A group of students carried out an investigation into the energy changes that take place when metal hydroxides dissolve in water - Scottish Highers Chemistry - Question 9 - 2022

The experiment was carried out in a polystyrene cup with a lid to minimize heat loss to the surroundings. Polystyrene is a poor conductor of heat, which helps to insulate the contents and maintain the temperature changes accurately. The lid further prevents heat from escaping and ensures that the temperature readings reflect only the reaction taking place within the cup.

To find the energy released per mole of potassium hydroxide, we first note that 5.61 g of KOH releases 5.25 kJ. The molar mass of KOH is approximately 56.11 g/mol. The number of moles in 5.61 g is calculated as:

$n = \frac{5.61}{56.11} \approx 0.1000 \text{ mol}$

Now, we can find the energy released per mole:

$\text{Energy per mole} = \frac{5.25 \text{ kJ}}{0.1000 \text{ mol}} \approx 52.5 \text{ kJ mol}^{-1}$

Therefore, approximately 52.5 kJ of energy is released when one mole of potassium hydroxide dissolves in water.

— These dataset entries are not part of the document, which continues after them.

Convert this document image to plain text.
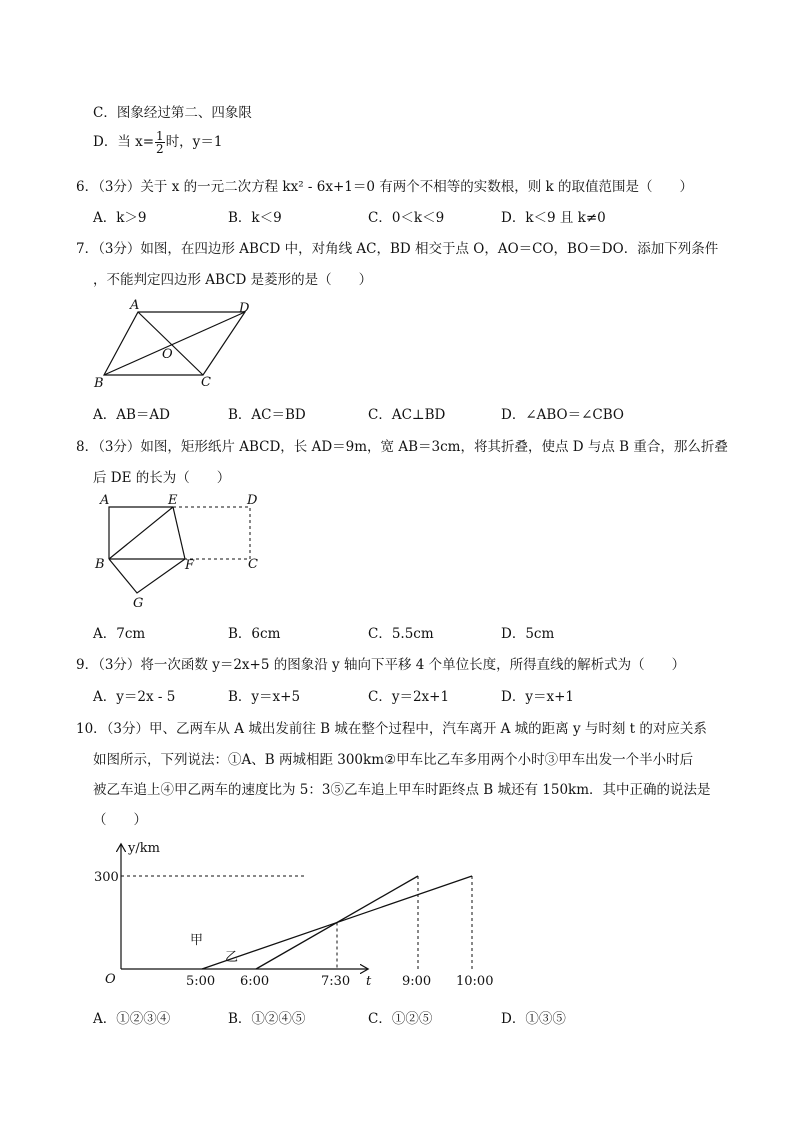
C．图象经过第二、四象限
D．当 $x= \frac{1}{2}$ 时，y＝1
6．（3分）关于 x 的一元二次方程 kx² - 6x+1＝0 有两个不相等的实数根，则 k 的取值范围是（　　）
A．k＞9	B．k＜9	C．0＜k＜9	D．k＜9 且 k≠0
7．（3分）如图，在四边形 ABCD 中，对角线 AC，BD 相交于点 O，AO＝CO，BO＝DO．添加下列条件
，不能判定四边形 ABCD 是菱形的是（　　）
A	D
B	C
O
A．AB＝AD	B．AC＝BD	C．AC⊥BD	D．∠ABO＝∠CBO
8．（3分）如图，矩形纸片 ABCD，长 AD＝9m，宽 AB＝3cm，将其折叠，使点 D 与点 B 重合，那么折叠
后 DE 的长为（　　）
A	E	D
B	F	C
G
A．7cm	B．6cm	C．5.5cm	D．5cm
9．（3分）将一次函数 y＝2x+5 的图象沿 y 轴向下平移 4 个单位长度，所得直线的解析式为（　　）
A．y＝2x - 5	B．y＝x+5	C．y＝2x+1	D．y＝x+1
10．（3分）甲、乙两车从 A 城出发前往 B 城在整个过程中，汽车离开 A 城的距离 y 与时刻 t 的对应关系
如图所示，下列说法：①A、B 两城相距 300km②甲车比乙车多用两个小时③甲车出发一个半小时后
被乙车追上④甲乙两车的速度比为 5：3⑤乙车追上甲车时距终点 B 城还有 150km．其中正确的说法是
（　　）
y/km
t
O
300
5:00 6:00	7:30	9:00 10:00
甲
乙
A．①②③④	B．①②④⑤	C．①②⑤	D．①③⑤
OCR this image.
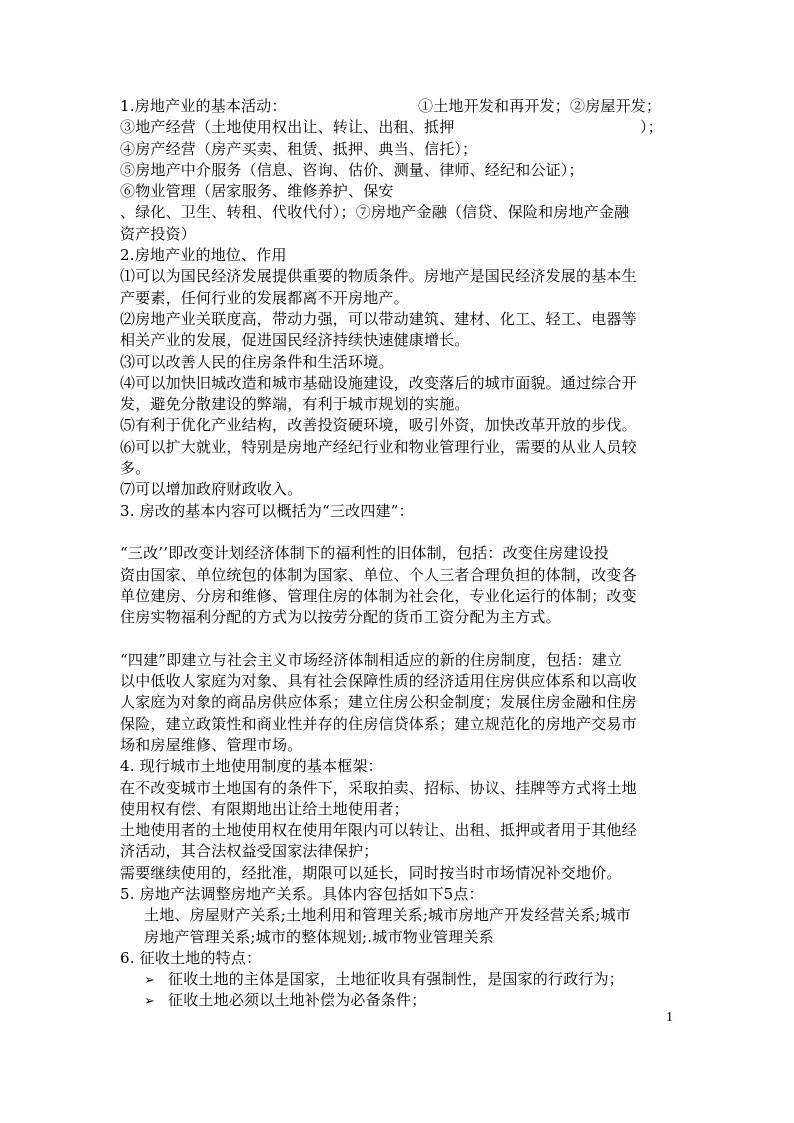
1.房地产业的基本活动：	①土地开发和再开发；②房屋开发；
③地产经营（土地使用权出让、转让、出租、抵押	）；
④房产经营（房产买卖、租赁、抵押、典当、信托）；
⑤房地产中介服务（信息、咨询、估价、测量、律师、经纪和公证）；
⑥物业管理（居家服务、维修养护、保安
、绿化、卫生、转租、代收代付）；⑦房地产金融（信贷、保险和房地产金融
资产投资）
2.房地产业的地位、作用
⑴可以为国民经济发展提供重要的物质条件。房地产是国民经济发展的基本生
产要素，任何行业的发展都离不开房地产。
⑵房地产业关联度高，带动力强，可以带动建筑、建材、化工、轻工、电器等
相关产业的发展，促进国民经济持续快速健康增长。
⑶可以改善人民的住房条件和生活环境。
⑷可以加快旧城改造和城市基础设施建设，改变落后的城市面貌。通过综合开
发，避免分散建设的弊端，有利于城市规划的实施。
⑸有利于优化产业结构，改善投资硬环境，吸引外资，加快改革开放的步伐。
⑹可以扩大就业，特别是房地产经纪行业和物业管理行业，需要的从业人员较
多。
⑺可以增加政府财政收入。
3. 房改的基本内容可以概括为“三改四建”：
“三改’’即改变计划经济体制下的福利性的旧体制，包括：改变住房建设投
资由国家、单位统包的体制为国家、单位、个人三者合理负担的体制，改变各
单位建房、分房和维修、管理住房的体制为社会化，专业化运行的体制；改变
住房实物福利分配的方式为以按劳分配的货币工资分配为主方式。
“四建”即建立与社会主义市场经济体制相适应的新的住房制度，包括：建立
以中低收人家庭为对象、具有社会保障性质的经济适用住房供应体系和以高收
人家庭为对象的商品房供应体系；建立住房公积金制度；发展住房金融和住房
保险，建立政策性和商业性并存的住房信贷体系；建立规范化的房地产交易市
场和房屋维修、管理市场。
4. 现行城市土地使用制度的基本框架：
在不改变城市土地国有的条件下，采取拍卖、招标、协议、挂牌等方式将土地
使用权有偿、有限期地出让给土地使用者；
土地使用者的土地使用权在使用年限内可以转让、出租、抵押或者用于其他经
济活动，其合法权益受国家法律保护；
需要继续使用的，经批准，期限可以延长，同时按当时市场情况补交地价。
5. 房地产法调整房地产关系。具体内容包括如下5点：
土地、房屋财产关系;土地利用和管理关系;城市房地产开发经营关系;城市
房地产管理关系;城市的整体规划;.城市物业管理关系
6. 征收土地的特点：
➢ 征收土地的主体是国家，土地征收具有强制性，是国家的行政行为；
➢ 征收土地必须以土地补偿为必备条件；
1
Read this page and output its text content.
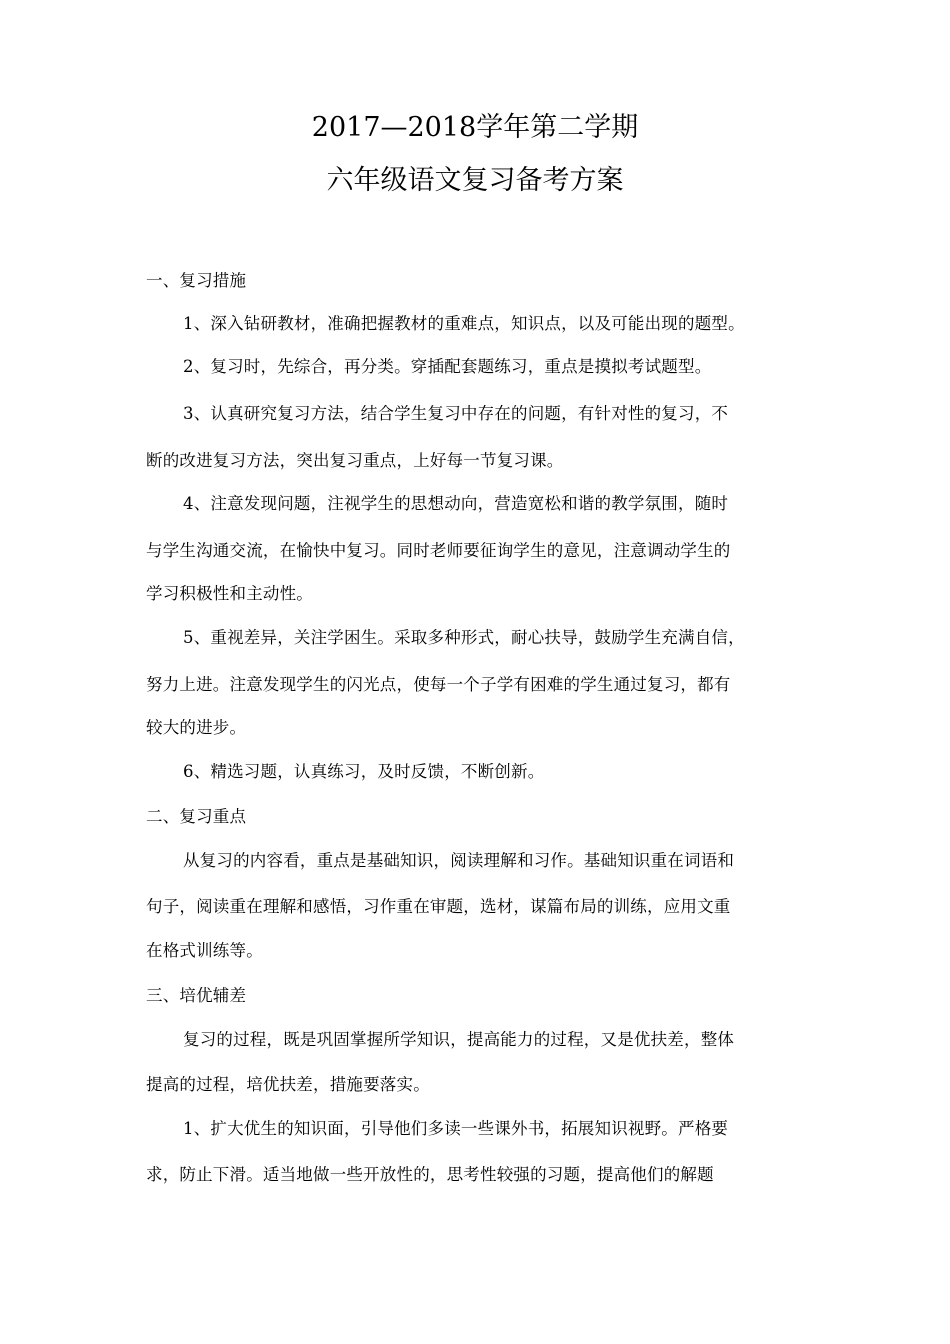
2017—2018学年第二学期
六年级语文复习备考方案
一、复习措施
1、深入钻研教材，准确把握教材的重难点，知识点，以及可能出现的题型。
2、复习时，先综合，再分类。穿插配套题练习，重点是摸拟考试题型。
3、认真研究复习方法，结合学生复习中存在的问题，有针对性的复习，不
断的改进复习方法，突出复习重点，上好每一节复习课。
4、注意发现问题，注视学生的思想动向，营造宽松和谐的教学氛围，随时
与学生沟通交流，在愉快中复习。同时老师要征询学生的意见，注意调动学生的
学习积极性和主动性。
5、重视差异，关注学困生。采取多种形式，耐心扶导，鼓励学生充满自信，
努力上进。注意发现学生的闪光点，使每一个子学有困难的学生通过复习，都有
较大的进步。
6、精选习题，认真练习，及时反馈，不断创新。
二、复习重点
从复习的内容看，重点是基础知识，阅读理解和习作。基础知识重在词语和
句子，阅读重在理解和感悟，习作重在审题，选材，谋篇布局的训练，应用文重
在格式训练等。
三、培优辅差
复习的过程，既是巩固掌握所学知识，提高能力的过程，又是优扶差，整体
提高的过程，培优扶差，措施要落实。
1、扩大优生的知识面，引导他们多读一些课外书，拓展知识视野。严格要
求，防止下滑。适当地做一些开放性的，思考性较强的习题，提高他们的解题
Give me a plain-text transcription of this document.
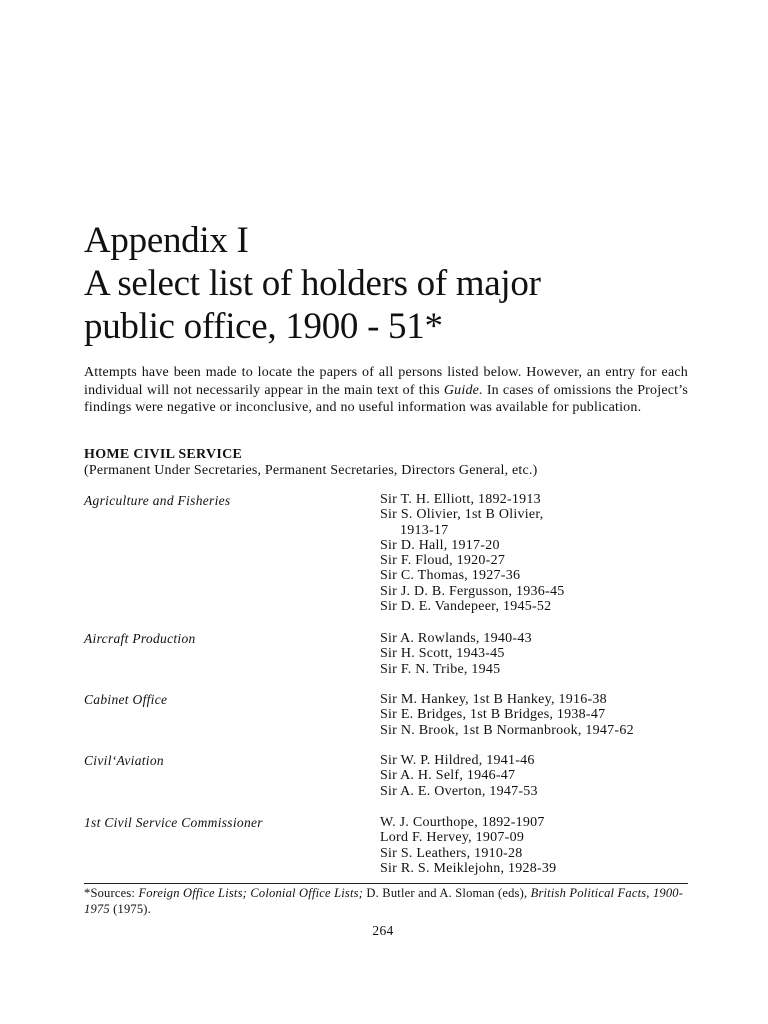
Appendix I
A select list of holders of major
public office, 1900 - 51*
Attempts have been made to locate the papers of all persons listed below. However, an entry for each individual will not necessarily appear in the main text of this Guide. In cases of omissions the Project’s findings were negative or inconclusive, and no useful information was available for publication.
HOME CIVIL SERVICE
(Permanent Under Secretaries, Permanent Secretaries, Directors General, etc.)
Agriculture and Fisheries	Sir T. H. Elliott, 1892-1913
Sir S. Olivier, 1st B Olivier,
1913-17
Sir D. Hall, 1917-20
Sir F. Floud, 1920-27
Sir C. Thomas, 1927-36
Sir J. D. B. Fergusson, 1936-45
Sir D. E. Vandepeer, 1945-52
Aircraft Production	Sir A. Rowlands, 1940-43
Sir H. Scott, 1943-45
Sir F. N. Tribe, 1945
Cabinet Office	Sir M. Hankey, 1st B Hankey, 1916-38
Sir E. Bridges, 1st B Bridges, 1938-47
Sir N. Brook, 1st B Normanbrook, 1947-62
Civil‘Aviation	Sir W. P. Hildred, 1941-46
Sir A. H. Self, 1946-47
Sir A. E. Overton, 1947-53
1st Civil Service Commissioner	W. J. Courthope, 1892-1907
Lord F. Hervey, 1907-09
Sir S. Leathers, 1910-28
Sir R. S. Meiklejohn, 1928-39
*Sources: Foreign Office Lists; Colonial Office Lists; D. Butler and A. Sloman (eds), British Political Facts, 1900-1975 (1975).
264
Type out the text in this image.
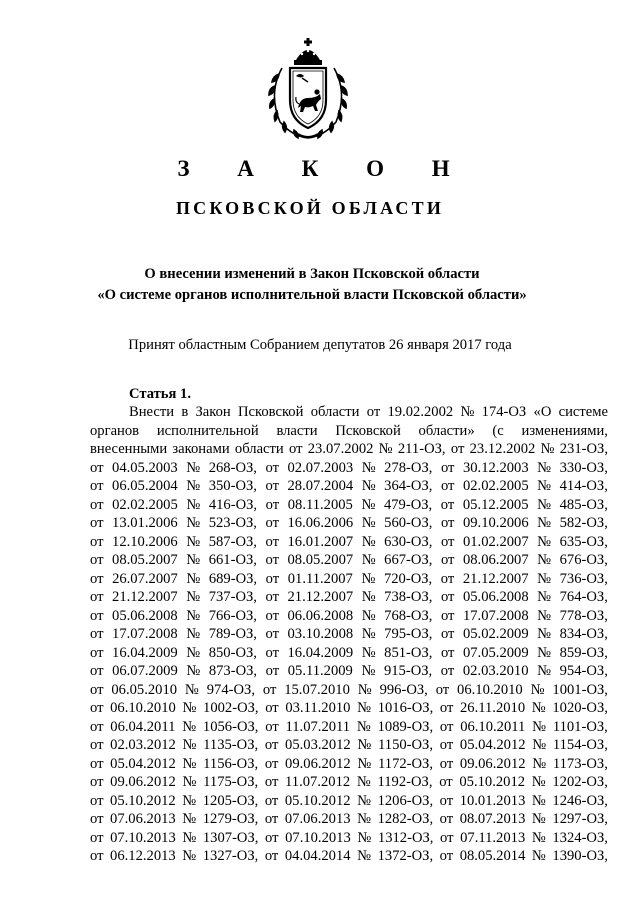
З А К О Н
ПСКОВСКОЙ ОБЛАСТИ
О внесении изменений в Закон Псковской области
«О системе органов исполнительной власти Псковской области»
Принят областным Собранием депутатов 26 января 2017 года
Статья 1.
Внести в Закон Псковской области от 19.02.2002 № 174-ОЗ «О системе
органов исполнительной власти Псковской области» (с изменениями,
внесенными законами области от 23.07.2002 № 211-ОЗ, от 23.12.2002 № 231-ОЗ,
от 04.05.2003 № 268-ОЗ, от 02.07.2003 № 278-ОЗ, от 30.12.2003 № 330-ОЗ,
от 06.05.2004 № 350-ОЗ, от 28.07.2004 № 364-ОЗ, от 02.02.2005 № 414-ОЗ,
от 02.02.2005 № 416-ОЗ, от 08.11.2005 № 479-ОЗ, от 05.12.2005 № 485-ОЗ,
от 13.01.2006 № 523-ОЗ, от 16.06.2006 № 560-ОЗ, от 09.10.2006 № 582-ОЗ,
от 12.10.2006 № 587-ОЗ, от 16.01.2007 № 630-ОЗ, от 01.02.2007 № 635-ОЗ,
от 08.05.2007 № 661-ОЗ, от 08.05.2007 № 667-ОЗ, от 08.06.2007 № 676-ОЗ,
от 26.07.2007 № 689-ОЗ, от 01.11.2007 № 720-ОЗ, от 21.12.2007 № 736-ОЗ,
от 21.12.2007 № 737-ОЗ, от 21.12.2007 № 738-ОЗ, от 05.06.2008 № 764-ОЗ,
от 05.06.2008 № 766-ОЗ, от 06.06.2008 № 768-ОЗ, от 17.07.2008 № 778-ОЗ,
от 17.07.2008 № 789-ОЗ, от 03.10.2008 № 795-ОЗ, от 05.02.2009 № 834-ОЗ,
от 16.04.2009 № 850-ОЗ, от 16.04.2009 № 851-ОЗ, от 07.05.2009 № 859-ОЗ,
от 06.07.2009 № 873-ОЗ, от 05.11.2009 № 915-ОЗ, от 02.03.2010 № 954-ОЗ,
от 06.05.2010 № 974-ОЗ, от 15.07.2010 № 996-ОЗ, от 06.10.2010 № 1001-ОЗ,
от 06.10.2010 № 1002-ОЗ, от 03.11.2010 № 1016-ОЗ, от 26.11.2010 № 1020-ОЗ,
от 06.04.2011 № 1056-ОЗ, от 11.07.2011 № 1089-ОЗ, от 06.10.2011 № 1101-ОЗ,
от 02.03.2012 № 1135-ОЗ, от 05.03.2012 № 1150-ОЗ, от 05.04.2012 № 1154-ОЗ,
от 05.04.2012 № 1156-ОЗ, от 09.06.2012 № 1172-ОЗ, от 09.06.2012 № 1173-ОЗ,
от 09.06.2012 № 1175-ОЗ, от 11.07.2012 № 1192-ОЗ, от 05.10.2012 № 1202-ОЗ,
от 05.10.2012 № 1205-ОЗ, от 05.10.2012 № 1206-ОЗ, от 10.01.2013 № 1246-ОЗ,
от 07.06.2013 № 1279-ОЗ, от 07.06.2013 № 1282-ОЗ, от 08.07.2013 № 1297-ОЗ,
от 07.10.2013 № 1307-ОЗ, от 07.10.2013 № 1312-ОЗ, от 07.11.2013 № 1324-ОЗ,
от 06.12.2013 № 1327-ОЗ, от 04.04.2014 № 1372-ОЗ, от 08.05.2014 № 1390-ОЗ,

To calculate the enthalpy change for the reaction:

$\text{Ca}(s) + 2\text{H}_2\text{O}(l) \rightarrow \text{Ca(OH)}_2(s) + \text{H}_2(g)$

We can use the enthalpies of formation given:

1. For the formation of water: $\Delta H_{H2O} = -286 \text{ kJ mol}^{-1}$
2. For the formation of calcium hydroxide: $\Delta H_{Ca(OH)2} = -986 \text{ kJ mol}^{-1}$

We apply Hess's law:

$\Delta H = \Delta H_{Ca(OH)2} - [\Delta H_{H2O}] \times 2$

Substituting the values:

$\Delta H = -986 - 2(-286)$ $\Delta H = -986 + 572 = -414 \text{ kJ mol}^{-1}$

Thus, the enthalpy change for the reaction is -414 kJ mol⁻¹.